The G-Class Blimps were a series of non-rigid airships (blimps) used by the United States Navy. In 1935, instead of developing a new design airship, the Navy purchased the Goodyear BlimpDefender for use as a trainer and utility airship assigning it the designator G-1. Defender was built by the Goodyear Aircraft Company of Akron, Ohio and was the largest blimp in the company’s fleet of airships that were used for advertising and as passenger airships. Additional G-class airships were bought during World War II to support training needs.
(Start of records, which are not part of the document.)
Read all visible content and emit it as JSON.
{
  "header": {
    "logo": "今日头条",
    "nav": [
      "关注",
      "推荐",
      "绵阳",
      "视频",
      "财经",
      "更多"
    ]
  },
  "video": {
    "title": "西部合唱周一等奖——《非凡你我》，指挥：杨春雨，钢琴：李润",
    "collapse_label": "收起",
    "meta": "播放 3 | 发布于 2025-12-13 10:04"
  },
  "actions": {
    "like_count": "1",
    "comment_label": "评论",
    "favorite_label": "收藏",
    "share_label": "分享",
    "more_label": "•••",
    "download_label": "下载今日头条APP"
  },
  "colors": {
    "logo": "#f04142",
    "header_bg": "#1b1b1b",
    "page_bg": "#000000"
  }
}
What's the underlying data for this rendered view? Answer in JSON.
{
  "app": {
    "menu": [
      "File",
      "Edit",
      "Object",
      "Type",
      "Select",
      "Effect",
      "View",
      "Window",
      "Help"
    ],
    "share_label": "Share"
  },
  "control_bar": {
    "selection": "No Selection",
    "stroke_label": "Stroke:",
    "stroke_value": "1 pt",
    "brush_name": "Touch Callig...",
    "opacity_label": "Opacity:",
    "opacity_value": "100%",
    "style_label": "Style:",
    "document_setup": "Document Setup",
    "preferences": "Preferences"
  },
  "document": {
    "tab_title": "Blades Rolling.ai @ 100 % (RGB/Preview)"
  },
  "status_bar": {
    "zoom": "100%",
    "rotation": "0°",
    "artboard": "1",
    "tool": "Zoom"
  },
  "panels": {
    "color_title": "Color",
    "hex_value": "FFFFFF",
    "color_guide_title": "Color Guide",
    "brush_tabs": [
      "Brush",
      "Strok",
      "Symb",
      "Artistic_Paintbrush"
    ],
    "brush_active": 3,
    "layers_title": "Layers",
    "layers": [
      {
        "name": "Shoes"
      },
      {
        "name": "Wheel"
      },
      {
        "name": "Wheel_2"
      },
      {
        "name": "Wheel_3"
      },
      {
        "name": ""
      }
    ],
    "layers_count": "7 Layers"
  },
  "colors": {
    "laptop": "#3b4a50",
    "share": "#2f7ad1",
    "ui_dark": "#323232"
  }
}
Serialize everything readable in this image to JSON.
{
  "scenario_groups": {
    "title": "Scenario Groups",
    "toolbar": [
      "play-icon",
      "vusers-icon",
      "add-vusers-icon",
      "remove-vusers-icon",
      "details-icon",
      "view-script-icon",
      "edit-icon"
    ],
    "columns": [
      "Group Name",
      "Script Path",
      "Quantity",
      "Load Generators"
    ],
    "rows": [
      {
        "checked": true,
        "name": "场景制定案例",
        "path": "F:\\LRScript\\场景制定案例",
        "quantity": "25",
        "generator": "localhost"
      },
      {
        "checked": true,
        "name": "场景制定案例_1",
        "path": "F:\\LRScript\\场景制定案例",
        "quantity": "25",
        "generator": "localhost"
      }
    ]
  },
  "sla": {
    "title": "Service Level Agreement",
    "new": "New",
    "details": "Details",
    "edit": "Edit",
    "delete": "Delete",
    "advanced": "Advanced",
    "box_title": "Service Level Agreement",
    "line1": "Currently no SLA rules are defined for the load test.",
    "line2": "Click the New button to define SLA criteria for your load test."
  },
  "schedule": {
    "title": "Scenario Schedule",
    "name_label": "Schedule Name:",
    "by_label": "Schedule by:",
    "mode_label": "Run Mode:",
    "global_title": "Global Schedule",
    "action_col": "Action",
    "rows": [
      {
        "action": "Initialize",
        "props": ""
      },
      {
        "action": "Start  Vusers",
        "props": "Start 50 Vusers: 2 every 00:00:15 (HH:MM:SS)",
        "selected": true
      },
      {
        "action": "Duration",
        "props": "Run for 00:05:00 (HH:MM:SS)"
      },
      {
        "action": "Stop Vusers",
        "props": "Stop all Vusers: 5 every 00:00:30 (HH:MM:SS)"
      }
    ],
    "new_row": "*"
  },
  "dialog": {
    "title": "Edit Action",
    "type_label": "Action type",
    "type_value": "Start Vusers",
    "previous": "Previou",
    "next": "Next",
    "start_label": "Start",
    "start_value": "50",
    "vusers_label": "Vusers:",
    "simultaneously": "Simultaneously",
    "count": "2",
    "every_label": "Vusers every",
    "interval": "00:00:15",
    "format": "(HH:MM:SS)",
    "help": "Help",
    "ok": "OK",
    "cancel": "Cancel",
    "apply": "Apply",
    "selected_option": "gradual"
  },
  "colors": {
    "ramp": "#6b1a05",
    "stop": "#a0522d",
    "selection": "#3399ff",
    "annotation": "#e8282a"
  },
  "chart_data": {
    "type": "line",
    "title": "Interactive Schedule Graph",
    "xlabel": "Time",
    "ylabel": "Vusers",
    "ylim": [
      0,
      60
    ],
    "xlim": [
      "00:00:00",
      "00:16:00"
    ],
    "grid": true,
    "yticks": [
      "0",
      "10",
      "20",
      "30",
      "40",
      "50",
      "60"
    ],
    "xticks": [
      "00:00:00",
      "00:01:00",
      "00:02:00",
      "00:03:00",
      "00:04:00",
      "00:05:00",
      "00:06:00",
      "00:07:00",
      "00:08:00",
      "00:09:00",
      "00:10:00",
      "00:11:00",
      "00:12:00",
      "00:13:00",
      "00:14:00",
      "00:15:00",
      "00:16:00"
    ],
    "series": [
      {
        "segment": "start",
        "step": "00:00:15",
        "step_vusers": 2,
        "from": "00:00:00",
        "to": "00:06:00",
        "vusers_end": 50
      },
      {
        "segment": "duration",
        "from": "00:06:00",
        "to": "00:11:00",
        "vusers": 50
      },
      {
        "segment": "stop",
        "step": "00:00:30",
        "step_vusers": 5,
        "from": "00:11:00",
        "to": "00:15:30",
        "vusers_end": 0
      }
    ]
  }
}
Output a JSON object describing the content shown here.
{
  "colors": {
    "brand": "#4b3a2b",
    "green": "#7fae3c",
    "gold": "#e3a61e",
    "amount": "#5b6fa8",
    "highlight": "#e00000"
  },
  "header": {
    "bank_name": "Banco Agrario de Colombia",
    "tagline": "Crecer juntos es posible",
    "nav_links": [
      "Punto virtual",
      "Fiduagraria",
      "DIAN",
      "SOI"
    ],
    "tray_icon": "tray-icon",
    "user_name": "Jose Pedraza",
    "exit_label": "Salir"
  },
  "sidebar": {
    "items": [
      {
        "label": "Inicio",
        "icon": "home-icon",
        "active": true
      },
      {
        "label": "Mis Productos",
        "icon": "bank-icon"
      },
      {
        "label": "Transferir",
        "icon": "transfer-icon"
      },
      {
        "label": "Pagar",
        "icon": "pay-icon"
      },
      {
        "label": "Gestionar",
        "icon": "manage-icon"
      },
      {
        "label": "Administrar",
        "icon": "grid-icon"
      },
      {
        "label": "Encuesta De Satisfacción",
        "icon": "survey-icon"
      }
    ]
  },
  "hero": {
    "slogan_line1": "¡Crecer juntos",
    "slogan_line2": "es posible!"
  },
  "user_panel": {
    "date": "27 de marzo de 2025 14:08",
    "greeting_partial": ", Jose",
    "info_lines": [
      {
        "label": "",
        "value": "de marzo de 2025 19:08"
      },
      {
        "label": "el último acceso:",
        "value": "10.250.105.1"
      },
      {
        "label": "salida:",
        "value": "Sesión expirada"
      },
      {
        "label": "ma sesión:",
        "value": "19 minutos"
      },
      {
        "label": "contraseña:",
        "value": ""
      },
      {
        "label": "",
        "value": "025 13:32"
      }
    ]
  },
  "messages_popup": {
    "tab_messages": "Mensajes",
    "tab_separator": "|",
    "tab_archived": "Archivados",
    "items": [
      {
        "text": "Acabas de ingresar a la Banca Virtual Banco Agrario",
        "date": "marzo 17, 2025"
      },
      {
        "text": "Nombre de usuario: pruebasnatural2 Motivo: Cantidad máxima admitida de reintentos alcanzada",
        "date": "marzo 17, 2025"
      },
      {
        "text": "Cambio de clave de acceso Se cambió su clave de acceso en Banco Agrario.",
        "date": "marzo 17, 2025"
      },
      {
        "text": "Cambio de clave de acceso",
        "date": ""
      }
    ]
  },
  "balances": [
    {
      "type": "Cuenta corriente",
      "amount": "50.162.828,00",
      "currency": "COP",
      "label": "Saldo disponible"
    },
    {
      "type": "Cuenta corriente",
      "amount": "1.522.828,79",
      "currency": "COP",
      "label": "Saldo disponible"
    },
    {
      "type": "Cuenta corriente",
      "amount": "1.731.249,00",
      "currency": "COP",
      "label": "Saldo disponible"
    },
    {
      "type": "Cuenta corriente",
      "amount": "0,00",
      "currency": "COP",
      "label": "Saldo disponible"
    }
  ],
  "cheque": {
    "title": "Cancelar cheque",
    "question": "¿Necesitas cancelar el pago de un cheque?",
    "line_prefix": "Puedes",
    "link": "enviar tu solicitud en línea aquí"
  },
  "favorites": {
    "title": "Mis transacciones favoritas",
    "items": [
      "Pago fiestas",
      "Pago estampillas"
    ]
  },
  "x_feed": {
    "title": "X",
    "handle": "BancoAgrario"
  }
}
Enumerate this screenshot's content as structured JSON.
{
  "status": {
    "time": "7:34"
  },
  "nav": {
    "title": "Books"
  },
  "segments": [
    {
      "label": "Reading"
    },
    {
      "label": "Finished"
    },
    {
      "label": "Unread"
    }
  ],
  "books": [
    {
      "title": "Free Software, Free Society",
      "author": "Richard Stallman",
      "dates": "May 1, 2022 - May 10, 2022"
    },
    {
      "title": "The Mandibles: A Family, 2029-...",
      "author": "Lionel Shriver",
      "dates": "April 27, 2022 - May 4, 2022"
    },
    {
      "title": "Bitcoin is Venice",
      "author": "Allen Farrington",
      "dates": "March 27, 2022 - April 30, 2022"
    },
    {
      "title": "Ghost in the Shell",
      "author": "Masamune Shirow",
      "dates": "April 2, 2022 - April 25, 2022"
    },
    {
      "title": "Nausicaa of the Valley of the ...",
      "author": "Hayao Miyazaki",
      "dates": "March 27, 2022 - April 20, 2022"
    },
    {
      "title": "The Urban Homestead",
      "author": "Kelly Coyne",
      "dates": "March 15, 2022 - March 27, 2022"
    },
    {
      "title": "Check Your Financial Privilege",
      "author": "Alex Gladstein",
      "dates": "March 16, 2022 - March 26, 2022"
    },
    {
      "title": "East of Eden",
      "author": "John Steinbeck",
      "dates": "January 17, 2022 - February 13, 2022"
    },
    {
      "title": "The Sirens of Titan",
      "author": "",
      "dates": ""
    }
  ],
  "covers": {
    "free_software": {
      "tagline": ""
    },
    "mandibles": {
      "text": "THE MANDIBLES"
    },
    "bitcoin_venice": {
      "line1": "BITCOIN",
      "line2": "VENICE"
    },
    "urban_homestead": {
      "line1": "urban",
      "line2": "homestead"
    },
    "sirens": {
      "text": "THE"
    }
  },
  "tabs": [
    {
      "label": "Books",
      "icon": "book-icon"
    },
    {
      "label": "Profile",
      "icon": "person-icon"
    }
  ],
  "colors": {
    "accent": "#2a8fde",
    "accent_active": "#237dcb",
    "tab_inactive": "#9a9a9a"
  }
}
After purchase on September 23, 1935, G-1 was in constant use until it was lost in a mid-air collision on 8 June 1942 with another blimp, the L-2. The two blimps were conducting experimental visual and photographic observations during night flight. Although twelve people were killed in the crash, G-1 had demonstrated her capabilities as a trainer and utility blimp. As the Navy needed additional training airships during the World War II war time build up, a contract was awarded on 24 December 1942 for seven more G-class airships. These were assigned the designation Goodyear ZNN-G. (Z = lighter-than-air; N = non-rigid; N = trainer; G = type/class). The envelope size of these new G-class blimps was increased over that of G-1 by 13,700 cu ft (390 m3).
Airships G-2 through G-5 were delivered by late 1943 and G-6 through G-8 followed in early 1944. They were used for training mainly from the two major lighter-than-air bases, NAS Lakehurst and NAS Moffett Field on the southern edge of the San Francisco Bay.